I was sexually abused by a family friend from the age of 5-6 until I was 13-14; when I had enough courage to tell my parents. Their reaction was shock, but they believed me. My Dad got the police involved and before they could visit him, he’d taken his own life. I was told not to say anything to anyone by my Mum and Dad, so I never did.
I really struggled at school and came away with no qualifications. I always felt different to my friends and had no confidence, no self-esteem and couldn’t have a conversation with anyone without going bright red and feeling stupid. I left school at 16 and managed to get a job but still did not believe in myself.

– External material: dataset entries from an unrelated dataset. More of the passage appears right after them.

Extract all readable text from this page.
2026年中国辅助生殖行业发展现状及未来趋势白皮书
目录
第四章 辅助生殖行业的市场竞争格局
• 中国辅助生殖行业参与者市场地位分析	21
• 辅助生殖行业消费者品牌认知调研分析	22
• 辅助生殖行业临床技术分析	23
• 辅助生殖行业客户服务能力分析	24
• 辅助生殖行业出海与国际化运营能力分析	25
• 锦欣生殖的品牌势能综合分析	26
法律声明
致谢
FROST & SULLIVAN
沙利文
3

I met my husband in 1967 aged 17 and we got married on my 21st birthday. We’re still together to this day and have two gorgeous daughters who are both married and have given us four lovely grandchildren.
When the news came out of Jimmy Saville I started thinking of my childhood. Up until this point, I hadn’t dared mentioned it to my husband and this feeling went on for months until one day I flipped and just wanted to run away. My husband and daughter calmed me down and made an appointment with a doctor, who said I was going through a breakdown. I struggled for another week, until finally blurting everything out to my husband. I also told my two girls, who took the news badly, but all gave me plenty of support and love.
On 9th May 2017, I took my first step into Support for Survivors and met Maxi Leigh. I was in a state – trembling, crying and could not speak to her at all, so my husband had to tell her as much as he could. I was able to say a bit more on my second appointment and felt more at ease and trusted Maxi enough to open up, and from there on I haven’t looked back.
I’m now a volunteer for Support for Survivors, helping ladies who have suffered abuse to move forward. This has really helped me to move on and has also boosted my confidence.